Não disponho de tempo hábil para fazer uma análise tão minuciosa quanto a de Costa (2018), porém, para a metodologia exposta no terceiro capítulo e detalhada na introdução, realizei uma revisão de literatura semelhante, encontrando mais de 120 pesquisas relacionadas à cultura de fãs em 17 áreas diferentes (com destaque para Comunicação, Letras, Administração e Antropologia). Esse saldo é positivo pois demonstra o caráter interdisciplinar dos Estudos de Fãs, tão discutido e desejado, e abre portas para novas abordagens e referenciais. Outras propriedades observadas foram o predomínio dos Estudos de Recepção como perspectiva teórica e a permanência da cultura da convergência (tal qual descrita por Jenkins) como principal abordagem ao se descrever esses grupos.

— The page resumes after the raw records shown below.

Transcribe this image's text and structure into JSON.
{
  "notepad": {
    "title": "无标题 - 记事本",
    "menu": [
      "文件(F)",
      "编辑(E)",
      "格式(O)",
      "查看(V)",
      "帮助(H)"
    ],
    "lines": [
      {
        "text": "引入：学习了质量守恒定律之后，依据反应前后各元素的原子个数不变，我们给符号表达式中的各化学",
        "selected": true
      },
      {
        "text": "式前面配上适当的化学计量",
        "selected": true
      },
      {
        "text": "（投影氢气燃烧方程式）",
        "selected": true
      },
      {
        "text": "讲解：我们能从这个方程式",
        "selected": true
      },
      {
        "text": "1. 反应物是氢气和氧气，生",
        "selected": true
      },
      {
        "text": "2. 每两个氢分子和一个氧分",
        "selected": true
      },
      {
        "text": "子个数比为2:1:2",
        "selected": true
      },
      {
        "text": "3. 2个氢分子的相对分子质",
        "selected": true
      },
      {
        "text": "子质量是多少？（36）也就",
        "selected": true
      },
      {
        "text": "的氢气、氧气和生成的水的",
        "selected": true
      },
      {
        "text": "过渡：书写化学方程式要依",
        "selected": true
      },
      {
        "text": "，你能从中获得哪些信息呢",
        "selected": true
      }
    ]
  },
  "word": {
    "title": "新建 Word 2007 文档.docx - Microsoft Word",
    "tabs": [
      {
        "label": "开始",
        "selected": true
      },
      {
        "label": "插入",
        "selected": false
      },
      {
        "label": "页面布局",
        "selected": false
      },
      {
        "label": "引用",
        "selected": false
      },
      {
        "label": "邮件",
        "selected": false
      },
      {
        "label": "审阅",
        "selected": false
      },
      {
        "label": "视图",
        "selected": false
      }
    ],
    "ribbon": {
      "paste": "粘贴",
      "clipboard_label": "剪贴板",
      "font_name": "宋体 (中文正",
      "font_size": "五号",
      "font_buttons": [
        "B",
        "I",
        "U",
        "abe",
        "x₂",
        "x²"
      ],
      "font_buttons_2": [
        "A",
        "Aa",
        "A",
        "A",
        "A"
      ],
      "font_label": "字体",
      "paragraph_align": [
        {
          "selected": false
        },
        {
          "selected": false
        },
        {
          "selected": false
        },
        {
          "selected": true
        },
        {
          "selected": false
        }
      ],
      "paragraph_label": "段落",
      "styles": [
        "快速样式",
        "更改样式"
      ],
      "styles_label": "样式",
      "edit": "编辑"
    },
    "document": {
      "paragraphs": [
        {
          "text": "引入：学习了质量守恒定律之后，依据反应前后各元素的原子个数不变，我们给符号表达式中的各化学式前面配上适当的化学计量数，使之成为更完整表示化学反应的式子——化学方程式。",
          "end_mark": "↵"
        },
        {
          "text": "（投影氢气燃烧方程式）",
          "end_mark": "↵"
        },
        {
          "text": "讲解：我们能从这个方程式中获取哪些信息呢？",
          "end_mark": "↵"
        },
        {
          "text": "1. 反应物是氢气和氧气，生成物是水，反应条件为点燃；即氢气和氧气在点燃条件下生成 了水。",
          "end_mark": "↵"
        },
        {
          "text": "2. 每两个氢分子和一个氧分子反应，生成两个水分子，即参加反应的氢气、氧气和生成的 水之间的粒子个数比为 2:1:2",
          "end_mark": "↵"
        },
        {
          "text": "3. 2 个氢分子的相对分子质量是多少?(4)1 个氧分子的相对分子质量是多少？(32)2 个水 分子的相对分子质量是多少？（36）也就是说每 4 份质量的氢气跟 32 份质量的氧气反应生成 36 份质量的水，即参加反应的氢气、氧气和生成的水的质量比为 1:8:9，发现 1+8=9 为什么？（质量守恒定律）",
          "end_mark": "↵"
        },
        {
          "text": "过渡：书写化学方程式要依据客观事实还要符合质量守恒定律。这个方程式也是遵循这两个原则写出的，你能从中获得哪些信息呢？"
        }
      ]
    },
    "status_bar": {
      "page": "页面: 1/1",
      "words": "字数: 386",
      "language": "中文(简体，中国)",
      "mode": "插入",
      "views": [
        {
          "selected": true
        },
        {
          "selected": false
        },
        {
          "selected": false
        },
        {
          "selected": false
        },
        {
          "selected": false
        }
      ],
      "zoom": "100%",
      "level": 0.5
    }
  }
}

Costa (2018, p. 36) coloca ainda que as próprias pesquisas mapeadas apontam para a necessidade de uma formação teórica nacional, “seja pela constatação da existência de um contexto de ser fã que é diferente dentro e fora do Brasil, seja pela necessidade de articular uma teoria fundamentalmente internacional com o cenário teórico construído nacionalmente e na América Latina”. De fato, ao revisar o histórico do campo brasileiro identificam-se algumas deficiências ao representar as particularidades da nossa sociedade, ainda que a maioria dos trabalhos discutam a experiência de fandoms nacionais, sejam eles de textos locais ou estrangeiros.

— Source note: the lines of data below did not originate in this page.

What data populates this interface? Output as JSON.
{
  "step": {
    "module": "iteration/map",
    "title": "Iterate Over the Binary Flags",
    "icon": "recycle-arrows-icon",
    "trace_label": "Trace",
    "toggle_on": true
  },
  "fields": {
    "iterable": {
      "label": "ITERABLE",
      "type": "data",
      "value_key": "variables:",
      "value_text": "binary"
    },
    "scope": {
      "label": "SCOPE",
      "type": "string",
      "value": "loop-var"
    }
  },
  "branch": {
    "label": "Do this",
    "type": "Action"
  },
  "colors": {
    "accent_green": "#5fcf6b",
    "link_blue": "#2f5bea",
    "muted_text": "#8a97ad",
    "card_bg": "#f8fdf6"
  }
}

A continuidade da perspectiva das mídias digitais e cibercultura contribui para essa problemática. Embora o acesso à internet tenha aumentado consideravelmente desde 2002, alcançando cerca de 64,7% da população com 10 anos ou mais (GOMES, 2018), nos encontramos distantes da idealista democratização da rede. Deliberadas ou não, tais abordagens desconsideram parte da população que ainda passam pelo processo de alfabetização digital e exercem sua adoração longe das novas mídias. Lembremos que, segundo o próprio campo, o que caracteriza o fã são os processos interativos e transformativos (VIEIRA, 2015) motivados pelo consumo, não havendo qualquer condicionamento ao mundo virtual – por mais que este facilite a execução desses processos. É preciso que as pesquisas nacionais voltem os olhos para essa audiência, tão relevante para as produções culturais brasileira quanto as demais.

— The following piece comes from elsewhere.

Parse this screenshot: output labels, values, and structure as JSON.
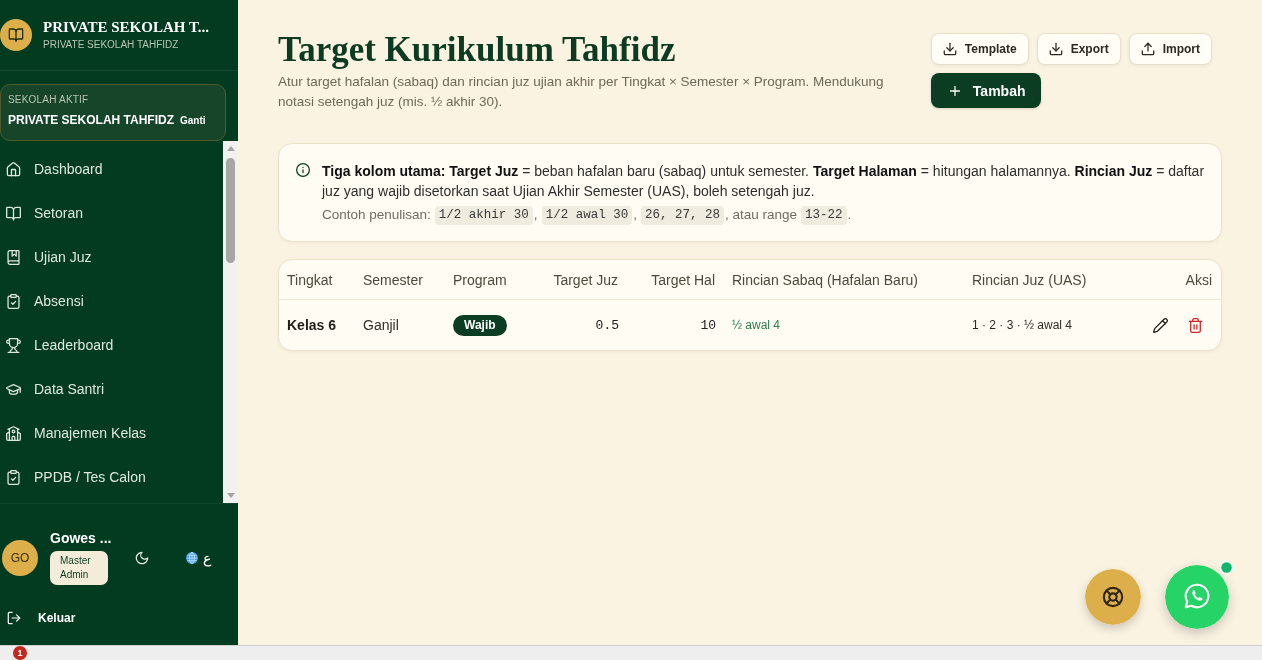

Como mencionado anteriormente, os fãs são retratos das sociedades em que se inserem e as particularidades históricas, culturais e econômicas dos países centrais aos Estudos de Fãs impedem o surgimento de obras que consigam abranger outras realidades. Autores como Fiske (2001), Jenson (2001) e Grossberg (2001), ao tratar de classe, por exemplo, entendem os fãs como alvo de preconceito vindo das elites por consumirem objetos da cultura de massa e não erudita. Já no Brasil, observa-se que a forma particular de consumo dos fãs é também presente nas classes médias e altas, principalmente quando relacionadas à alguma figura internacional. São incongruências como estas que devem ser reveladas e debatidas pelo campo nacional.

A pesquisa brasileira ainda se encontra bastante dispersa, o que inviabiliza a construção de um debate que possa problematizar e buscar soluções para as melhores formas de estudar fãs e fandoms brasileiros segundo nossas características locais. Destaco, porém, como polo da produção acadêmica sobre fãs no Brasil o CULTPOP – Grupo de Pesquisa em Cultura Pop, Comunicação e Tecnologias da Universidade do Vale do Rio dos Sinos, liderado por Adriana Amaral. O grupo, formado em 2011, apesar de não estudar exclusivamente este objeto, reúne entre seus pesquisadores e alunos algumas das principais referências no campo nacional e frequentemente sedia eventos nessa temática.

Os levantamentos apresentados aqui provam que já possuímos substancial literatura brasileira acerca da cultura de fãs e suas implicações. Agora cabe a nós, pesquisadores de fãs, nos distanciarmos dos referenciais que não dão conta das nossas realidades socioculturais, trazendo para o campo nacional questões singulares à América Latina e especialmente ao Brasil, avançando em discussões sobre diferença de classe, hibridismo cultural, democratização das mídias, produção local, identidade cultural e até traçando um histórico dos fandoms no país, a exemplo do trabalho do Coppa (2006) nos Estados Unidos. Como lembra Sandvoss, (2005, p. 6-8) “fã e fandom tanto têm origem em uma autodefinição de seus componentes quanto é, ao mesmo tempo, um conceito mutante”.